Sejak penemuan Bennu pada September 1999, para astronom dengan hati-hati melacak orbit asteroid tersebut. OSIRIS-REx tiba di Bennu pada akhir 2018 sebagai upaya pertama NASA untuk mengambil sampel permukaan asteroid.

Pesawat ruang angkasa yang mengambil sampel berdebu dan berkerikil pada Oktober 2020 saat ini sedang dalam perjalanan kembali ke Bumi sambil membawa material berharga tersebut. Tetapi, sebelum mengambil sampelnya, OSIRIS-REx menghabiskan hampir dua tahun mengorbit dan mempelajari Bennu yang berserakan puing.

Tim peneliti fokus pada periode ketika mengetahui posisi OSIRIS-REx yang relatif terhadap Bennu dalam jarak satu meter; berdasarkan gambar yang diambil pesawat ruang angkasa dari permukaan asteroid. Mereka kemudian mengukur waktu sinyal radio yang dipertukarkan antara OSIRIS-REx dan Bumi dalam waktu 15 miliar detik.

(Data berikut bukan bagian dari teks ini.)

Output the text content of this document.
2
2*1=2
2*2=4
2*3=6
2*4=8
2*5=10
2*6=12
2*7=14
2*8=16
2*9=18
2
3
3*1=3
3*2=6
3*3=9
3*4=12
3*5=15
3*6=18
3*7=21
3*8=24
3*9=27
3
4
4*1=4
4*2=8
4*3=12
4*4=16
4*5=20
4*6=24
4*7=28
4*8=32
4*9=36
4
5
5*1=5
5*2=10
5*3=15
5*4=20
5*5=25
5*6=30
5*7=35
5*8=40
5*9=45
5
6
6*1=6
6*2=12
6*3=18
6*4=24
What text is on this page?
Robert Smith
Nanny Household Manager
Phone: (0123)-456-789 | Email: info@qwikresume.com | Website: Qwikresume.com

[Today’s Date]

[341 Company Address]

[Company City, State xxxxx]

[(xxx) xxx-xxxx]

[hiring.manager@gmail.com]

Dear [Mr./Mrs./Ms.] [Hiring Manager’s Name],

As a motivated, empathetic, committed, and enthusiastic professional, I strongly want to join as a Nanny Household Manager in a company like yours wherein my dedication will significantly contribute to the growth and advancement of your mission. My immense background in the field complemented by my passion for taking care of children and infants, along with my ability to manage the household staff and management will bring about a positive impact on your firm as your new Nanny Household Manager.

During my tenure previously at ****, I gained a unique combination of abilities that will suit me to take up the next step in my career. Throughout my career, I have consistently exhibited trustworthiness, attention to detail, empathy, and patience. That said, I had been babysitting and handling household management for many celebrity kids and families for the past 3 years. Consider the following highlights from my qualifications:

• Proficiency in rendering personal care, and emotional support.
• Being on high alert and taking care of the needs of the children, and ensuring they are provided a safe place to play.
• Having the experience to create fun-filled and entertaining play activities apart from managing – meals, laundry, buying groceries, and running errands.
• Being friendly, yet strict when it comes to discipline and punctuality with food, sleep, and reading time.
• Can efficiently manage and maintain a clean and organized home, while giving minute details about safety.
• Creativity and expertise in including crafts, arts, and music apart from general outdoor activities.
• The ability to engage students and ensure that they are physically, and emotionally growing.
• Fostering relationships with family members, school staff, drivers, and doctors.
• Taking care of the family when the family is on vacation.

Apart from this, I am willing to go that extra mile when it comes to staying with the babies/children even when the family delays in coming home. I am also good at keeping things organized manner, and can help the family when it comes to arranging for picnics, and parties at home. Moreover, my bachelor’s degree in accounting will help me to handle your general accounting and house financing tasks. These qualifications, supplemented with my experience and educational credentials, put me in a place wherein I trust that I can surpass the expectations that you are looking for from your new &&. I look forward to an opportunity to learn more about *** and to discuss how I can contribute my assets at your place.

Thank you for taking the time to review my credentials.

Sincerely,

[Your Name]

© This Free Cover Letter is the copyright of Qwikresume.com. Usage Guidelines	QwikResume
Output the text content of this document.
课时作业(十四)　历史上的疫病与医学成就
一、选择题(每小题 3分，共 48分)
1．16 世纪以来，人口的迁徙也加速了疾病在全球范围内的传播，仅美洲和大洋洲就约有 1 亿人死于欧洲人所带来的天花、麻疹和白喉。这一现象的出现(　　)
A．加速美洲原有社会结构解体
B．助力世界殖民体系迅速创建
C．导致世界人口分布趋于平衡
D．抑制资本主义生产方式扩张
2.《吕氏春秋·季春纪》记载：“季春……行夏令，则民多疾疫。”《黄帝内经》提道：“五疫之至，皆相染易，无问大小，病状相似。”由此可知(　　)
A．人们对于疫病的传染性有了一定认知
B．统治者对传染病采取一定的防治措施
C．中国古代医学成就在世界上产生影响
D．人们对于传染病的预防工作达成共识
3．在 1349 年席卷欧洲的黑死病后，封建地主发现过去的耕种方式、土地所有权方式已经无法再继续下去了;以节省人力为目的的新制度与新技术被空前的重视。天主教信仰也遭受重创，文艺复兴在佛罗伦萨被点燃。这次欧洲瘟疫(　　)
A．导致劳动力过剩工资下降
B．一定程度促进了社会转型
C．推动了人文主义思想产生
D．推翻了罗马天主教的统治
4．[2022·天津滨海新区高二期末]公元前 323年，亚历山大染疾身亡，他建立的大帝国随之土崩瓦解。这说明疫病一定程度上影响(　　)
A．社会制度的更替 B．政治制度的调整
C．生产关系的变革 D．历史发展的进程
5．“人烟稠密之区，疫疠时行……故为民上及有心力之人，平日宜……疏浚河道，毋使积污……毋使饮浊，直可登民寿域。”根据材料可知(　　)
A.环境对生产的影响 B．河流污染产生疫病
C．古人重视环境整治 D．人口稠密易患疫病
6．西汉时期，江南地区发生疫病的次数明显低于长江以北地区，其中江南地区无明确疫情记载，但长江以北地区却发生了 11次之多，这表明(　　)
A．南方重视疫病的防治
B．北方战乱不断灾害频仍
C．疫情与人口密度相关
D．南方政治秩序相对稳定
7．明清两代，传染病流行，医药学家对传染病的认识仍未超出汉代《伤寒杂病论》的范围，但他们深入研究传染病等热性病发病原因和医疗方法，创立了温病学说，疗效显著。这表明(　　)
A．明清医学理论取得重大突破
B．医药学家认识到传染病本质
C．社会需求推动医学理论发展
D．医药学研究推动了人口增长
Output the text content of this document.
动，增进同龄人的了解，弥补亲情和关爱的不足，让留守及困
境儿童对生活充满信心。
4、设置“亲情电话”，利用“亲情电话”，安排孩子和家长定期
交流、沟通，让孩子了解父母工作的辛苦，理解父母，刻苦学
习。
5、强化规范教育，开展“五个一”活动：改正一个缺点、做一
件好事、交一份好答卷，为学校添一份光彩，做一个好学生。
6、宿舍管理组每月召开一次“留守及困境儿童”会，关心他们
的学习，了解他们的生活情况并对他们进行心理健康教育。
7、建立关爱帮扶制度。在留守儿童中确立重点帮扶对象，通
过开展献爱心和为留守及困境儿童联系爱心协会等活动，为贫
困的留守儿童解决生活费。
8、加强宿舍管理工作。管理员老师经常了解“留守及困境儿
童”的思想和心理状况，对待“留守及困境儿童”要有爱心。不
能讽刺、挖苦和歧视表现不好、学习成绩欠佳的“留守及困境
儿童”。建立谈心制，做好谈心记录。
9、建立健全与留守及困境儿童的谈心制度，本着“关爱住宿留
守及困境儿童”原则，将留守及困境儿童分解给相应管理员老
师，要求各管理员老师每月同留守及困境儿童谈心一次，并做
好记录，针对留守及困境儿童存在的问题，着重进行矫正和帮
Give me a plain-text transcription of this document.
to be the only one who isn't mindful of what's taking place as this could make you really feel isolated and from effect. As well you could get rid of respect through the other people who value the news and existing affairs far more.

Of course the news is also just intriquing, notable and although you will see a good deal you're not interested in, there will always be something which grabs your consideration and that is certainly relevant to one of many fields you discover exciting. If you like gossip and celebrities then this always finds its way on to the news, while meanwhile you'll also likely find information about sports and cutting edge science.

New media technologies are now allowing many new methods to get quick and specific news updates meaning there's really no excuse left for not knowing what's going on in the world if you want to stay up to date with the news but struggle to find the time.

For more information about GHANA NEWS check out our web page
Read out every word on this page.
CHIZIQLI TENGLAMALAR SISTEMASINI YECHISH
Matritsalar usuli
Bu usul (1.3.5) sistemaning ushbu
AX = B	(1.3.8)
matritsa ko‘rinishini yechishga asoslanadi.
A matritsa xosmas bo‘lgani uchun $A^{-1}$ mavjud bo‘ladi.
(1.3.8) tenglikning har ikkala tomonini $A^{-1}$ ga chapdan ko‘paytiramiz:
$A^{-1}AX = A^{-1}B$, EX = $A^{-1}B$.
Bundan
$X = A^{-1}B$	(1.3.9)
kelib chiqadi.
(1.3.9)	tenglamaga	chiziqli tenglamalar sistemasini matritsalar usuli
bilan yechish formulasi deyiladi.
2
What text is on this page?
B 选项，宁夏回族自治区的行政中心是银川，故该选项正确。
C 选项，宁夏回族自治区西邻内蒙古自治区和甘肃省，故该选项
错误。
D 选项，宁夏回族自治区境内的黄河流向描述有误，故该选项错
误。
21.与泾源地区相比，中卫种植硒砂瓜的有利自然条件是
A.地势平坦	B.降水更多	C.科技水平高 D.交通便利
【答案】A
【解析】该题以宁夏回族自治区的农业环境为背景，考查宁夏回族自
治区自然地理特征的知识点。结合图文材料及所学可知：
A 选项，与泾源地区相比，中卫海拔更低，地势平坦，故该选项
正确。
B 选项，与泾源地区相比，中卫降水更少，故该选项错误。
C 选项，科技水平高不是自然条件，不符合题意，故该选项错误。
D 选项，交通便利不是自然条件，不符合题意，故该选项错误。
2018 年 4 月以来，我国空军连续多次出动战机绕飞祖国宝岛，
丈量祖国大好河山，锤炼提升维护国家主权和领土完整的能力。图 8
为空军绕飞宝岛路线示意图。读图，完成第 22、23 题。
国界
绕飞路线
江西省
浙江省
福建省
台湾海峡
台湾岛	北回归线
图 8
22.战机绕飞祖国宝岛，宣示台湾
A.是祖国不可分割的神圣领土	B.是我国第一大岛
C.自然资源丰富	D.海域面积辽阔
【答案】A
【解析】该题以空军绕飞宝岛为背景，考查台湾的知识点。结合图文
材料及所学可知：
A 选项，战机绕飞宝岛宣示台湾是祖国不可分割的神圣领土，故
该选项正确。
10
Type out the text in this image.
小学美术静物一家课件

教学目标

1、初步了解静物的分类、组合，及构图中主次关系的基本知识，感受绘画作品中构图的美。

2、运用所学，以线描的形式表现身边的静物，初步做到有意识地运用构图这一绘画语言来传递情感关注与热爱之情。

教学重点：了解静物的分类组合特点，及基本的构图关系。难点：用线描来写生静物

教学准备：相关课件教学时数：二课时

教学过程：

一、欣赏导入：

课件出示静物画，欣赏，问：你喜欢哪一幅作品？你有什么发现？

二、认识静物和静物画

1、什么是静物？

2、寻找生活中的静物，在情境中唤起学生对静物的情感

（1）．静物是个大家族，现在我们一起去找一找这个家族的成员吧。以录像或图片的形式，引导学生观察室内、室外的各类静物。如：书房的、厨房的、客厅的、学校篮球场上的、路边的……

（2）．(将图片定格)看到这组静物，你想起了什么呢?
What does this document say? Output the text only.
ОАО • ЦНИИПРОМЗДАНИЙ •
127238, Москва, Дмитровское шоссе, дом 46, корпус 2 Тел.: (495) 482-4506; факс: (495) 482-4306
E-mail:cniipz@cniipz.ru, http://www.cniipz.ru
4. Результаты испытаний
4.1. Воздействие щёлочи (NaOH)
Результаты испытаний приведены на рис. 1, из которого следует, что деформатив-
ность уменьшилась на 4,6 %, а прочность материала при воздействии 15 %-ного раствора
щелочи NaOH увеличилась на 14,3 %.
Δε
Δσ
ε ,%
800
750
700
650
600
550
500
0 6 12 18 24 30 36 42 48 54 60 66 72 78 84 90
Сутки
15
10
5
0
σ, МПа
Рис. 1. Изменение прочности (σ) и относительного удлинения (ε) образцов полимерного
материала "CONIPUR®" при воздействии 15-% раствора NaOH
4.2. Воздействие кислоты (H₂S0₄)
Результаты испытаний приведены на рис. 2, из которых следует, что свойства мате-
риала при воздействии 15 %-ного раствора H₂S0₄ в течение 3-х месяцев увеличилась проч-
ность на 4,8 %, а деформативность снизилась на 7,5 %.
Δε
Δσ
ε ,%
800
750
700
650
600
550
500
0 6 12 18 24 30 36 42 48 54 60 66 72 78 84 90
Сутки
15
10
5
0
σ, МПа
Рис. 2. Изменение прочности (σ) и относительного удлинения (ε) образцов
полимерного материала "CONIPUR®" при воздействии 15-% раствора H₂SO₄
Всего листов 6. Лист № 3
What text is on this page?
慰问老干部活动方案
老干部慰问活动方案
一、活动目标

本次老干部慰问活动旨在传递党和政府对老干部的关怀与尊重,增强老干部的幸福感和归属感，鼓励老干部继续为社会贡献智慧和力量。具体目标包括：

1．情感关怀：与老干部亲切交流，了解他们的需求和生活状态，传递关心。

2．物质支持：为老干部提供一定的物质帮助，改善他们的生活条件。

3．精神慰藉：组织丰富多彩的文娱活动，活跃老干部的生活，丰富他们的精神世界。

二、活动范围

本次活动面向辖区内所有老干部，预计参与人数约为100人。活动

Penggabungan data ini memudahkan tim Farnocchia untuk dapat menghitung jarak antara Bumi dan Bennu yang berada hingga beberapa kaki, pada jarak mulai dari 52 juta hingga lebih dari 201 juta mil.

5. Sampai saat ini, para peneliti terus mengkaji dan mengawasi pergerakan asteroid Bennu
5 Fakta Asteroid Bennu, Asteroid yang Paling Mungkin Menabrak Bumi

Hingga saat ini, para peneliti akan terus meneliti dan mengkaji pergerakan dari asteroid Bennu. Misi masa depan para peneliti adalah terus meng-update dan memperbaiki perkiraan pergerakan asteroid.

Misi Surveyor Near-Earth Object (NEO) NASA yang akan datang dijadwalkan meluncur pada 2026. NEO adalah teleskop ruang angkasa inframerah yang dirancang untuk mencari tanda panas asteroid sekaligus digunakan untuk memperkirakan ukurannya. Teleskop ini diharapkan dapat menemukan ratusan ribu lebih asteroid serta memberikan data yang lebih baik tentang asteroid yang telah ditemukan.